German soprano (1898–1985)

Ria Ginster (15 April 1898 – 11 May 1985) was a German soprano who appeared mainly in recital and concert, including international tours. She was an academic voice teacher at the Zürich Conservatory, and gave master classes internationally, including at the Mozarteum, in Philadelphia and in New York.

== Life and career ==
Born in Frankfurt, Ginster was the daughter of the conductor Peter Ginster. She attended the Lyzeum and learned violin, appearing in public at age 13. From 1916 she studied singing at the Hoch Conservatory in Frankfurt. She studied further at the Berlin University of the Arts with Louis Bachner, obtaining the Staatsexamen. From 1923 she performed as a lied singer primarily. Opera arias also belonged to her repertoire, but she rarely appeared on stage. She performed operatic roles for the broadcaster Hessischer Rundfunk, including Melisande in Debussy's Pelléas et Mélisande and the title role in Puccini's Suor Angelica.

Ginster gave concerts in Austria, Belgium, France, Finland, Holland, Italy, Norway, Sweden and Switzerland, and from 1934 also in the U.S. and Canada. In London, she was the soprano soloist in Handel's Messiah, conducted by Thomas Beecham. In 1935, she performed at Carnegie Hall in New York City. In 1936 and 1941, she sang premieres of lieder by Othmar Schoeck. She performed the soprano solo in Beethoven's Ninth Symphony at the 1937 Salzburg Festival. Wilhelm Furtwängler conducted the gala concert, with Rosette Anday, Helge Rosvaenge and Herbert Alsen as soloists. The same year, she was the soprano soloist, alongside Hans Hotter, in A German Requiem by Johannes Brahms, conducted by Herbert von Karajan.

The program of a recital at Wigmore Hall in London on 7 February 1934 with pianist George Reeves began with Italian arias, followed by groups of songs by Schubert, Brahms, Debussy and Hugo Wolf. In a recital at Grotrian Hall in London on 11 January 1938, with Reeves and clarinetist Charles Draper, she sang works by Mozart ("Das Veilchen"), Brahms ("Meine Liebe ist grün"), Schubert ("The Shepherd on the Rock"), Hans Pfitzner, and Reger ("Mariae Wiegenlied").
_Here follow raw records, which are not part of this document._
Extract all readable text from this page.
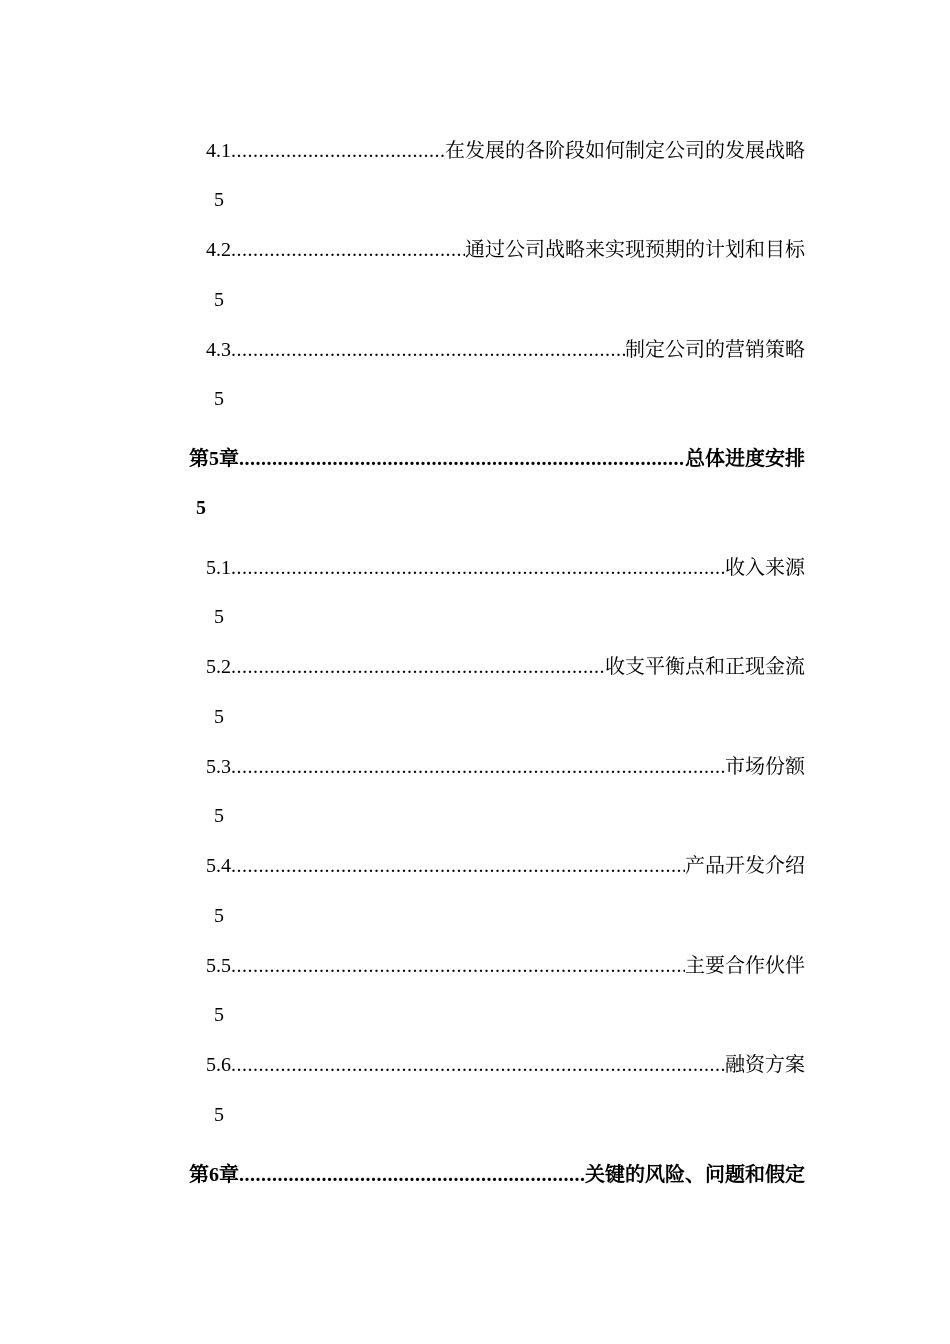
4.1 .....	在发展的各阶段如何制定公司的发展战略
5
4.2 .....	通过公司战略来实现预期的计划和目标
5
4.3 .....	制定公司的营销策略
5
第5章 .....	总体进度安排
5
5.1 .....	收入来源
5
5.2 .....	收支平衡点和正现金流
5
5.3 .....	市场份额
5
5.4 .....	产品开发介绍
5
5.5 .....	主要合作伙伴
5
5.6 .....	融资方案
5
第6章 .....	关键的风险、问题和假定
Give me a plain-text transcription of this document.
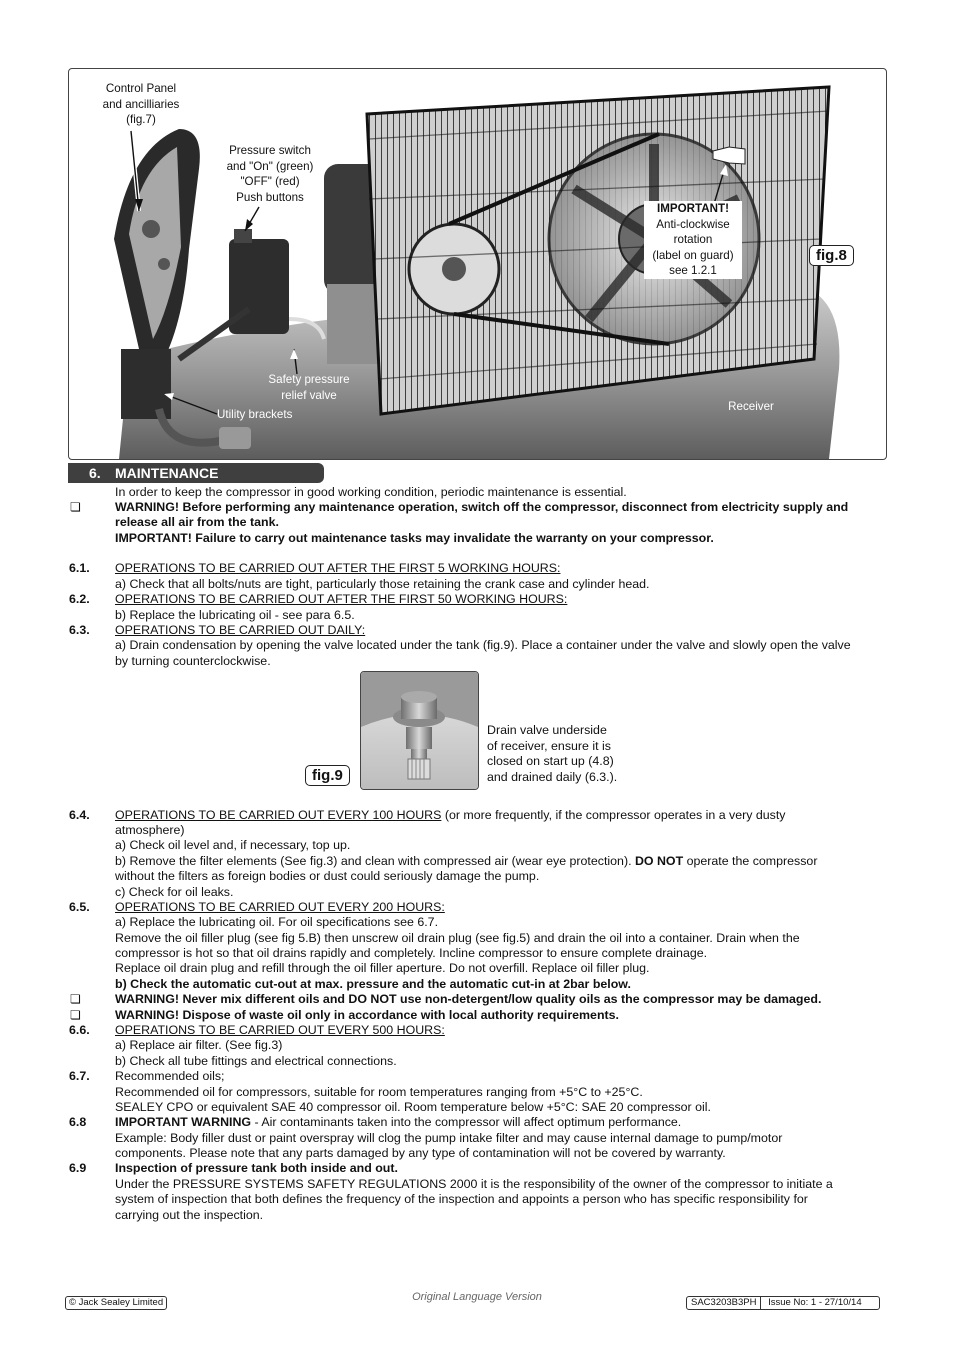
Control Panel
and ancilliaries
(fig.7)
Pressure switch
and "On" (green)
"OFF" (red)
Push buttons
IMPORTANT!
Anti-clockwise
rotation
(label on guard)
see 1.2.1
Safety pressure
relief valve
Utility brackets
Receiver
fig.8
6. MAINTENANCE
In order to keep the compressor in good working condition, periodic maintenance is essential.
❏	WARNING! Before performing any maintenance operation, switch off the compressor, disconnect from electricity supply and
release all air from the tank.
IMPORTANT! Failure to carry out maintenance tasks may invalidate the warranty on your compressor.
6.1. OPERATIONS TO BE CARRIED OUT AFTER THE FIRST 5 WORKING HOURS:
a) Check that all bolts/nuts are tight, particularly those retaining the crank case and cylinder head.
6.2. OPERATIONS TO BE CARRIED OUT AFTER THE FIRST 50 WORKING HOURS:
b) Replace the lubricating oil - see para 6.5.
6.3. OPERATIONS TO BE CARRIED OUT DAILY:
a) Drain condensation by opening the valve located under the tank (fig.9). Place a container under the valve and slowly open the valve
by turning counterclockwise.
fig.9
Drain valve underside
of receiver, ensure it is
closed on start up (4.8)
and drained daily (6.3.).
6.4. OPERATIONS TO BE CARRIED OUT EVERY 100 HOURS (or more frequently, if the compressor operates in a very dusty
atmosphere)
a) Check oil level and, if necessary, top up.
b) Remove the filter elements (See fig.3) and clean with compressed air (wear eye protection). DO NOT operate the compressor
without the filters as foreign bodies or dust could seriously damage the pump.
c) Check for oil leaks.
6.5. OPERATIONS TO BE CARRIED OUT EVERY 200 HOURS:
a) Replace the lubricating oil. For oil specifications see 6.7.
Remove the oil filler plug (see fig 5.B) then unscrew oil drain plug (see fig.5) and drain the oil into a container. Drain when the
compressor is hot so that oil drains rapidly and completely. Incline compressor to ensure complete drainage.
Replace oil drain plug and refill through the oil filler aperture. Do not overfill. Replace oil filler plug.
b) Check the automatic cut-out at max. pressure and the automatic cut-in at 2bar below.
❏	WARNING! Never mix different oils and DO NOT use non-detergent/low quality oils as the compressor may be damaged.
❏	WARNING! Dispose of waste oil only in accordance with local authority requirements.
6.6. OPERATIONS TO BE CARRIED OUT EVERY 500 HOURS:
a) Replace air filter. (See fig.3)
b) Check all tube fittings and electrical connections.
6.7. Recommended oils;
Recommended oil for compressors, suitable for room temperatures ranging from +5°C to +25°C.
SEALEY CPO or equivalent SAE 40 compressor oil. Room temperature below +5°C: SAE 20 compressor oil.
6.8 IMPORTANT WARNING - Air contaminants taken into the compressor will affect optimum performance.
Example: Body filler dust or paint overspray will clog the pump intake filter and may cause internal damage to pump/motor
components. Please note that any parts damaged by any type of contamination will not be covered by warranty.
6.9 Inspection of pressure tank both inside and out.
Under the PRESSURE SYSTEMS SAFETY REGULATIONS 2000 it is the responsibility of the owner of the compressor to initiate a
system of inspection that both defines the frequency of the inspection and appoints a person who has specific responsibility for
carrying out the inspection.
© Jack Sealey Limited	Original Language Version	SAC3203B3PH Issue No: 1 - 27/10/14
In 1938, Ginster was appointed professor and head of the concert class at the Zurich University of the Arts, with students including Hilde Zadek. She taught at Carnegie Tech as head of the voice department when after leaving Germany under Hitler's rule saying that she preferred to "be small and free." She also taught from 1947 in New York. From 1949 to 1956, she gave master classes at the Mozarteum.
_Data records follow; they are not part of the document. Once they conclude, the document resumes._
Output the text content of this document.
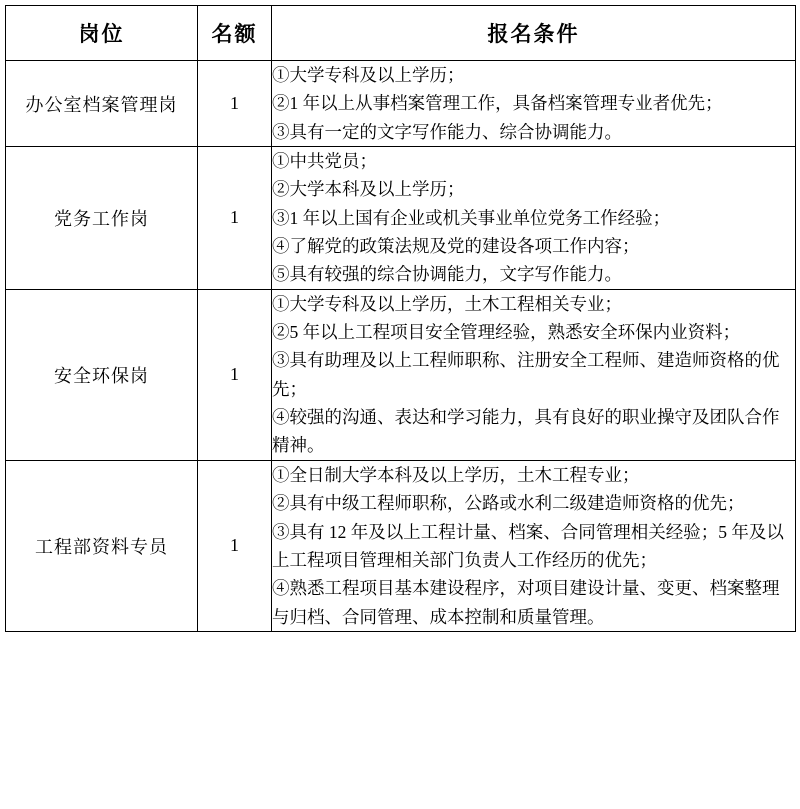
岗位	名额	报名条件
办公室档案管理岗	1	①大学专科及以上学历；
②1 年以上从事档案管理工作，具备档案管理专业者优先；
③具有一定的文字写作能力、综合协调能力。

党务工作岗	1	①中共党员；
②大学本科及以上学历；
③1 年以上国有企业或机关事业单位党务工作经验；
④了解党的政策法规及党的建设各项工作内容；
⑤具有较强的综合协调能力，文字写作能力。

安全环保岗	1	①大学专科及以上学历，土木工程相关专业；
②5 年以上工程项目安全管理经验，熟悉安全环保内业资料；
③具有助理及以上工程师职称、注册安全工程师、建造师资格的优先；
④较强的沟通、表达和学习能力，具有良好的职业操守及团队合作精神。

工程部资料专员	1	①全日制大学本科及以上学历，土木工程专业；
②具有中级工程师职称，公路或水利二级建造师资格的优先；
③具有 12 年及以上工程计量、档案、合同管理相关经验；5 年及以上工程项目管理相关部门负责人工作经历的优先；
④熟悉工程项目基本建设程序，对项目建设计量、变更、档案整理与归档、合同管理、成本控制和质量管理。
Ginster died in Zürich on 11 May 1985.

== Recordings ==
Ginster recorded especially lieder. She took part in a project to record all lieder by Hugo Wolf, which ran from 1931 to 1938, but remained uncompleted. Songs mostly by Schubert, but also Mozart, Schumann (Frauenliebe), Brahms, Debussy and Schoeck, were re-issued in 1997, titled The Art of Ria Ginster.

In 1939, she was the soprano soloist in a recording of Rossini's Petite messe solennelle, with John Barbirolli conducting the Westminster Choir and the New York Philharmonic, and soloists Bruna Castagna, Charles Kullman and Leonard Warren.